Maurita Cardone
Leggi i suoi articoliNel corso di sei decenni di sperimentazioni, Joan Jonas (New York, 1936) ha definito e ridefinito il linguaggio della performance e della Video arte, intrecciando media e linguaggi. A lei il MoMA dedica «Joan Jonas: Good Night Good Morning», la più completa retrospettiva mai organizzata negli Stati Uniti del lavoro dell’artista oggi alla soglia dei novant’anni. Dal 17 marzo al 6 luglio le gallerie del sesto piano del museo newyorkese ospitano video, disegni, fotografie, installazione su larga scala, appunti, bozzetti e lettere che raccontano il percorso artistico e intellettuale di Jonas, dai primi esperimenti negli anni ’60 alle più recenti esplorazioni, rivelando la sua duratura influenza su generazioni di artisti.
Organizzata in ordine cronologico, la retrospettiva mette in luce quattro temi principali che attraversano l'opera di Jonas: performance, tecnologia, letteratura ed ecologia, elementi che si intrecciano nel suo lavoro e che si arricchiscono di progetto in progetto, pur cambiando mezzi espressivi. La mostra si apre con una proiezione del film in 16 mm «Wind» (1968), creato come versione outdoor di una performance inizialmente fatta all’interno. Come ha ricordato più volte l’artista, casualmente il film fu girato nel giorno più freddo e ventoso dell’anno: il risultato è una poetica coreografia in bianco e nero di corpi che interagiscono con lo spazio e la natura.
Agli esordi della sua carriera Jonas si era dedicata alla scultura. Fu un’esperienza con il Judson Dance Theatre a innescare il cambiamento nella sua pratica artistica, portandola a sperimentare con il corpo in movimento, la performance e le nuove tecnologie. Le sue prime performances, cui spesso invitava a partecipare amici artisti come Gordon Matta-Clark, Tina Girouard e Pat Steir, si svolgono sullo sfondo dei paesaggi urbani di una New York allora in degrado.
Negli anni ’70, con l’avvento delle nuove tecnologie portatili, il video divenne il mezzo prescelto: è di quegli anni «Organic Honey’s Visual Telepathy» (1972), in cui Jonas crea un alter ego e la videocamera diventa uno specchio continuo. La retrospettiva raccoglie diverse opere della serie «Organic Honey», evidenziandone la contemporaneità della forma come del contenuto.

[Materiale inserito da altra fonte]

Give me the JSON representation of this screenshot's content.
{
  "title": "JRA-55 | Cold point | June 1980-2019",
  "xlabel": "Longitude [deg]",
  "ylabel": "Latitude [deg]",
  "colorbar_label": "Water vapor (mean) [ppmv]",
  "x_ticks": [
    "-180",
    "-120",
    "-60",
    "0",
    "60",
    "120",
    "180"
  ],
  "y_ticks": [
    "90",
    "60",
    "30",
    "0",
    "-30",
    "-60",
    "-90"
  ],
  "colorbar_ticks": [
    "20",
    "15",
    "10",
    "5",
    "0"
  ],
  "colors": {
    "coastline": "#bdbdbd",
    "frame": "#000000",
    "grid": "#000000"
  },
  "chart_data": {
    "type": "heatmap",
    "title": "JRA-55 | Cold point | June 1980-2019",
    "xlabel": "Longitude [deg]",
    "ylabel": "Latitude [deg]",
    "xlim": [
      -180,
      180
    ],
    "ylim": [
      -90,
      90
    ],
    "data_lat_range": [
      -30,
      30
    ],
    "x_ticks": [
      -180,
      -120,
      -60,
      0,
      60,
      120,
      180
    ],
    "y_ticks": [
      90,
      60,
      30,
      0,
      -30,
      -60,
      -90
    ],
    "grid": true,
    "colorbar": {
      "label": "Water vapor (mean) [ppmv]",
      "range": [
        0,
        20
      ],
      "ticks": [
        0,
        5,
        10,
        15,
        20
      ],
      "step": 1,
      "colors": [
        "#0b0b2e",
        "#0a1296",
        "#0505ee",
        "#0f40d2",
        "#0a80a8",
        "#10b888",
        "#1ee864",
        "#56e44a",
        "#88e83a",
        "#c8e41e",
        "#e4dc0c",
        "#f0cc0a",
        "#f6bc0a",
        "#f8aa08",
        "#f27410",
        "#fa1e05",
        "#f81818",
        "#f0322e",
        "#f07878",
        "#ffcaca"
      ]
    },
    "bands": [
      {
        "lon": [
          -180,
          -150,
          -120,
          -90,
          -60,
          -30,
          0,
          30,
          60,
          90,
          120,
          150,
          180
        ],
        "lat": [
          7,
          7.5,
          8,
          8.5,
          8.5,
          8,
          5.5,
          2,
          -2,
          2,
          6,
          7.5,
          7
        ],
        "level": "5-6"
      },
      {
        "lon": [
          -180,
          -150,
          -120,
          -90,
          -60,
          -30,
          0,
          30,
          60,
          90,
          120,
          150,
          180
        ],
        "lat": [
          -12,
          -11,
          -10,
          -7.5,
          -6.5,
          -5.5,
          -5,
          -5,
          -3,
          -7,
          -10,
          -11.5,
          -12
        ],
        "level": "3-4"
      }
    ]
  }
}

Più in là l’artista iniziò a mescolare i media, inventando un nuovo e stratificato linguaggio. Come ad esempio in «Mirage» (1976-1994-2005), opera in cui l’artista utilizza film, video, disegni e oggetti di scena ad evocare l’idea del rituale. La commistione tra media e generi emerge anche nell’uso di Jonas di favole, miti e poesia come fonte di ispirazione e base semantica di opere come «The Juniper Tree» (1976-1994), un’installazione performativa su larga scala basata sull’omonima storia dei fratelli Grimm.
Infine la mostra evidenzia come la natura sia un tema forte nell’opera di Jonas, a partire dagli esordi fino a lavori recenti, in cui entrano l’attenzione agli ecosistemi e la preoccupazione per la crisi ambientale, come in «Reanimation» (2010-2012-2013), una delle tante collaborazioni di Jonas con il musicista jazz Jason Moran o come nella collaborazione con lo scienziato David Gruber, culminata in una nuova commissione ispirata alla coscienza degli animali marini.